Optimal Control Architecture for Balancing Performance and Cost in Oil and Gas Production Systems

In the domain of process design, stakeholders pursue two interrelated yet potentially conflicting objectives: maximization of system performance and reduction of plant cost. The control architecture of a process not only determines the cost of the system, but also significantly influences its potential performance. Nevertheless, conventional processes for designing control architectures prioritize economic objectives while overlooking system performance. This paper introduces a systematic approach that integrates both these objectives simultaneously into the design of control architectures for oil and gas production systems. The method involves quantifying the trade-off between controllability, observability, and the cost associated with the control architecture. This quantification is posed as a multi-objective integer nonlinear programming problem, which is specified as a Pareto optimization problem. Solving this optimization problem yields a set of Pareto-optimal control architectures, enabling design engineers to explore optimal tradeoffs between cost and performance. The efficacy of the proposed procedure is demonstrated through a real-world oil field example. Pareto-optimal architectures for the oil field are found using the developed framework.
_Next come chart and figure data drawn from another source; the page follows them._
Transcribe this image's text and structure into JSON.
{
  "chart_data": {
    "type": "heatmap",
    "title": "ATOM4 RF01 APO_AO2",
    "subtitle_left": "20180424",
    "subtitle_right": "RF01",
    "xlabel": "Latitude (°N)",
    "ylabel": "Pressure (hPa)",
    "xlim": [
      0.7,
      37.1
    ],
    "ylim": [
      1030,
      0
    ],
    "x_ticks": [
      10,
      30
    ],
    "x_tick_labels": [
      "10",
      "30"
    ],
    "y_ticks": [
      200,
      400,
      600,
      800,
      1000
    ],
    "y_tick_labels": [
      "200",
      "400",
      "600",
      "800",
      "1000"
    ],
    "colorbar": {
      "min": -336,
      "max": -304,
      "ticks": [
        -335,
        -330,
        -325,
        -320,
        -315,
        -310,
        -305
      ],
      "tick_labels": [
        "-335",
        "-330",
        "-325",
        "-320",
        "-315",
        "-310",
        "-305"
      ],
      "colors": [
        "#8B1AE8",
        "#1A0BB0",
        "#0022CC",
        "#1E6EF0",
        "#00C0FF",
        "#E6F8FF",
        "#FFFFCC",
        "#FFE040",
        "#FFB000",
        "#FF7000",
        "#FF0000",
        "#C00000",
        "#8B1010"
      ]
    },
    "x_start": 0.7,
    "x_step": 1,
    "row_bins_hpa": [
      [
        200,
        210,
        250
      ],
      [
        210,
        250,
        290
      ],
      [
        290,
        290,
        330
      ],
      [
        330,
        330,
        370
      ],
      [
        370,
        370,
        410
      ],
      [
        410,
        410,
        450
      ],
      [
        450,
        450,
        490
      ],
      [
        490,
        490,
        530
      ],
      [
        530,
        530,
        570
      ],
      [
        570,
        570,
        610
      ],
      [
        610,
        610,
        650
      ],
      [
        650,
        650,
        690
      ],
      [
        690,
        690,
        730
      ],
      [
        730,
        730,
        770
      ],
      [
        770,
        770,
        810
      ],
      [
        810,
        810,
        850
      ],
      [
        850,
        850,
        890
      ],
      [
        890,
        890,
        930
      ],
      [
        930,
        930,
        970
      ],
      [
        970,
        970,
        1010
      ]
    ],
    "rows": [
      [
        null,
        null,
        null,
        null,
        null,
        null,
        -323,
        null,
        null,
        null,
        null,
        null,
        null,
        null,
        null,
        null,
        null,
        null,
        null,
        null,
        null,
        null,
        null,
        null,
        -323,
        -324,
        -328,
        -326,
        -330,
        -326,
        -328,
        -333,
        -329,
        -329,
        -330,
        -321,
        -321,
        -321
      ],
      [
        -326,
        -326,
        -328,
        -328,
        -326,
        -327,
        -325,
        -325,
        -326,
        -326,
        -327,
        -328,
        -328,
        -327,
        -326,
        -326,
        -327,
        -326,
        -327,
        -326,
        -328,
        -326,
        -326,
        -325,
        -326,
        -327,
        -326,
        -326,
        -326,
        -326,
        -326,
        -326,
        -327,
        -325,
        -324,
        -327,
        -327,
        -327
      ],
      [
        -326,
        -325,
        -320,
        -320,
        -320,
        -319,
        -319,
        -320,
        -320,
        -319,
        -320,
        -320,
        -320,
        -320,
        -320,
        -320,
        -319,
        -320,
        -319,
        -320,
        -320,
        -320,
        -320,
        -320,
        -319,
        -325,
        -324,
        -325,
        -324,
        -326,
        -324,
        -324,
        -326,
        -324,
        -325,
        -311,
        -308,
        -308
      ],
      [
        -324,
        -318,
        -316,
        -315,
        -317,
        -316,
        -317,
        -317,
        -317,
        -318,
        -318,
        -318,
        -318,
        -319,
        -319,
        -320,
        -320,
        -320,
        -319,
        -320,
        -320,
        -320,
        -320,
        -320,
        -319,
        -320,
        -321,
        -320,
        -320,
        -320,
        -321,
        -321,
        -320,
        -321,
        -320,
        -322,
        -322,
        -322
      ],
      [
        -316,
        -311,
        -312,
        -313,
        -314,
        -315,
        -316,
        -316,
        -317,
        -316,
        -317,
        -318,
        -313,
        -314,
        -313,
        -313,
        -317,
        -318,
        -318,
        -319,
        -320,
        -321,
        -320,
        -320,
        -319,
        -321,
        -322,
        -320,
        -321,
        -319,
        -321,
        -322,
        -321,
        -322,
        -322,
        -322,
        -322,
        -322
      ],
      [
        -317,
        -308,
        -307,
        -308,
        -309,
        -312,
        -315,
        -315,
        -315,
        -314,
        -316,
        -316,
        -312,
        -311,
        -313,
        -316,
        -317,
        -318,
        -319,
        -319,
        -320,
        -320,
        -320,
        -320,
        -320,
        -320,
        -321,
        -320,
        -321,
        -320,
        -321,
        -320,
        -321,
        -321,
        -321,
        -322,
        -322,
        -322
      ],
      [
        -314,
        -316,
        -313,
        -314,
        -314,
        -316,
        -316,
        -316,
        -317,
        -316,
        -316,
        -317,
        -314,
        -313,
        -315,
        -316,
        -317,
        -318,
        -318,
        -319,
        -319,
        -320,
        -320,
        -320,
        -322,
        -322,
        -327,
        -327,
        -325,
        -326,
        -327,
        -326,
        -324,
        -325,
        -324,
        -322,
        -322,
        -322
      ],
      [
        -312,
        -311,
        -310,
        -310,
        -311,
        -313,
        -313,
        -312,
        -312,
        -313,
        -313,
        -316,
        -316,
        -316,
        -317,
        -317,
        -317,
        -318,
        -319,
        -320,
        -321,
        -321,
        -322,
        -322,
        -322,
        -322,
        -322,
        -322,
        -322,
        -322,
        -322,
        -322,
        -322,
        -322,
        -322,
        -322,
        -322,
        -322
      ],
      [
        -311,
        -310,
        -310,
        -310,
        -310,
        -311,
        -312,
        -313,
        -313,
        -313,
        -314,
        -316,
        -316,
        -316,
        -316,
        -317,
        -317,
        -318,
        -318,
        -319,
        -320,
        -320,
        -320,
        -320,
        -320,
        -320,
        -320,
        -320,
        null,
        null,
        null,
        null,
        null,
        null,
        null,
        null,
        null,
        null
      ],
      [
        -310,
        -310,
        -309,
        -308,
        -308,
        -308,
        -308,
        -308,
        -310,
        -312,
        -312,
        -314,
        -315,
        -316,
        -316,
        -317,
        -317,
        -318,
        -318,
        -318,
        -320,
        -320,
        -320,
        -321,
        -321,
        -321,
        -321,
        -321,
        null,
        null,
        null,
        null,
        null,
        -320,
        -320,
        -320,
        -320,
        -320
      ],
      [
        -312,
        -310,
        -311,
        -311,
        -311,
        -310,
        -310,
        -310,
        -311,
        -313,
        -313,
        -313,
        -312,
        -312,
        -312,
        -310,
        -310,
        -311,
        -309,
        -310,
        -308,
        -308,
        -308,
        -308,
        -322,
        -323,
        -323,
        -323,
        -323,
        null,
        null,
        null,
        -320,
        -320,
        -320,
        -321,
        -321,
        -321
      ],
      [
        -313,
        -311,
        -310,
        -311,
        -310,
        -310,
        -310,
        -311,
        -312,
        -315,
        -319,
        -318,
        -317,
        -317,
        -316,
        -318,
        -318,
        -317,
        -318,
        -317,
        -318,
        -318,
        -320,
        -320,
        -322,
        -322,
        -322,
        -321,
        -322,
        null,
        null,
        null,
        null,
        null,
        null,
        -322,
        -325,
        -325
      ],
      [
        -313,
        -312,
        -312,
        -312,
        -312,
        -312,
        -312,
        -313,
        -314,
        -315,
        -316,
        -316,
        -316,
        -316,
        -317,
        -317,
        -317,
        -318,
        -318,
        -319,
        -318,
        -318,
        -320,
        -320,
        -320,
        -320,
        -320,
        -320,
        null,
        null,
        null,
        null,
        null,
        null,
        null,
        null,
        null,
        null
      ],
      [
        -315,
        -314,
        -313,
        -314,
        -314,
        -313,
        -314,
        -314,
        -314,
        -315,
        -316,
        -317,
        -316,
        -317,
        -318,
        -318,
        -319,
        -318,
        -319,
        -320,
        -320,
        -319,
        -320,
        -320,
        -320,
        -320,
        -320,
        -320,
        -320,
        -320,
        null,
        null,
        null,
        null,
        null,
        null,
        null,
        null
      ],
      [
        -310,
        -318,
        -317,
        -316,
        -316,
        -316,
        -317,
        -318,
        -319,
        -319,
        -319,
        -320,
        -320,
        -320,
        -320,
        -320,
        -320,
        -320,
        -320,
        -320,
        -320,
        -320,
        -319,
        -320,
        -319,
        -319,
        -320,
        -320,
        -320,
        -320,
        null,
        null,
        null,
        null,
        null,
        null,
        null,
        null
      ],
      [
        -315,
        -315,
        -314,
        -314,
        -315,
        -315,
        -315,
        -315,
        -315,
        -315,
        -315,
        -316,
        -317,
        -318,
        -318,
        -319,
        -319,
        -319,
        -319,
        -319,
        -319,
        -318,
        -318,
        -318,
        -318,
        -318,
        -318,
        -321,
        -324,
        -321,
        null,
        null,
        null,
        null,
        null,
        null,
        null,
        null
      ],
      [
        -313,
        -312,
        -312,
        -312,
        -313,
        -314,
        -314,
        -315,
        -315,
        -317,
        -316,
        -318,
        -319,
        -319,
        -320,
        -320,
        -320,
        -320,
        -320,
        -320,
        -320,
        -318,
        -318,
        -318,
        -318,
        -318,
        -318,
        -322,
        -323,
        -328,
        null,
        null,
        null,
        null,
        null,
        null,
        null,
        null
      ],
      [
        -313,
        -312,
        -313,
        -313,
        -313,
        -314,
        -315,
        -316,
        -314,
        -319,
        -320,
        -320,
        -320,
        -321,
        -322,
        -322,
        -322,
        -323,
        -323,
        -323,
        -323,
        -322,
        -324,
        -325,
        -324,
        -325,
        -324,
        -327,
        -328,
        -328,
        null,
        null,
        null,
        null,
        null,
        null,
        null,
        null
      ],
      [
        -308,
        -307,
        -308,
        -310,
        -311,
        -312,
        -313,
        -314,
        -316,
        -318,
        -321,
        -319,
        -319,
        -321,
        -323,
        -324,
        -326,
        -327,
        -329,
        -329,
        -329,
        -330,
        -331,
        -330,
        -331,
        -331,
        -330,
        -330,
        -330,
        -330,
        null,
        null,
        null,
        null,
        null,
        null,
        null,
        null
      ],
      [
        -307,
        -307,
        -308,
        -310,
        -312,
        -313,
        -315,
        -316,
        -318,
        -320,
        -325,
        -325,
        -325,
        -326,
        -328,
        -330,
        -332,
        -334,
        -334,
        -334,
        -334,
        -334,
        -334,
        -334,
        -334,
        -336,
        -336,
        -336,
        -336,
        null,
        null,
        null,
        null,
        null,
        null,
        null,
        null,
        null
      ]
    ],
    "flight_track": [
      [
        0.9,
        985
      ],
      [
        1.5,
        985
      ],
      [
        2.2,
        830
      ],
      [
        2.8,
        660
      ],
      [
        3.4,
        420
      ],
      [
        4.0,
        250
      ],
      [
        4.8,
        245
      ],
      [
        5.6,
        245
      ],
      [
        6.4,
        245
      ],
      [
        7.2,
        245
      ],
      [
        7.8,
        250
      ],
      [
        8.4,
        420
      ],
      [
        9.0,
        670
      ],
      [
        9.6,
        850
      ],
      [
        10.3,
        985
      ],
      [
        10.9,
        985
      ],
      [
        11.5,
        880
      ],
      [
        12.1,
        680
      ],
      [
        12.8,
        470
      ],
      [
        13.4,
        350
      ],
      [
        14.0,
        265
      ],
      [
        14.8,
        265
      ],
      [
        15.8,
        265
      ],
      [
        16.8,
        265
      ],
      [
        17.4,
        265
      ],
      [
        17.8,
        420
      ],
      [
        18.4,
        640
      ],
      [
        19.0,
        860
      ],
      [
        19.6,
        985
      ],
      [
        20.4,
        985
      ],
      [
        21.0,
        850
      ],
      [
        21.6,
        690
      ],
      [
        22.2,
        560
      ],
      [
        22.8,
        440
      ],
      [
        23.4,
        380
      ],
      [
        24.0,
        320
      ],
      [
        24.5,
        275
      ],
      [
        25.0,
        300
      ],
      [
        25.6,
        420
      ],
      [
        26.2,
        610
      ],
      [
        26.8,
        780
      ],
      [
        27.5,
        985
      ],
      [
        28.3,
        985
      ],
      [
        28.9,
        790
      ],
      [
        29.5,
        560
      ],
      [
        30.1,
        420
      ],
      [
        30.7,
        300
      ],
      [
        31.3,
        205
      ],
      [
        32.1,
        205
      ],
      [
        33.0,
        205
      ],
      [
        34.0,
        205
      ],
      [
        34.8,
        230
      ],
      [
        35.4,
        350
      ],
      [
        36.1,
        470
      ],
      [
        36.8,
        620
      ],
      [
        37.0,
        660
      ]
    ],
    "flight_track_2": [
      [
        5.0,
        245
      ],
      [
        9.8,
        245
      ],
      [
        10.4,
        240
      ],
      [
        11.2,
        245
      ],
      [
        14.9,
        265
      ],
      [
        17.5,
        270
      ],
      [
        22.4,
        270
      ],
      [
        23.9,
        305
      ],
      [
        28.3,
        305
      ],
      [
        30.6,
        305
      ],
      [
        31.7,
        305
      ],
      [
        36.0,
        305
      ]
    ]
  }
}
Subsequent analysis of the results reveals the indispensability of physical sensors for certain variables and the importance of well-balanced sensor distributions among the different wells in the oil field. To assess the impact of different architectures on closed-loop control performance, linear quadratic Gaussian (LQG) controllers are designed. Comparisons are made between the performance of LQG control systems instantiated on the identified Pareto-optimal architectures and non-optimal alternatives. This comparison highlights the pivotal role of optimal architectures in simultaneously enhancing performance and minimizing costs.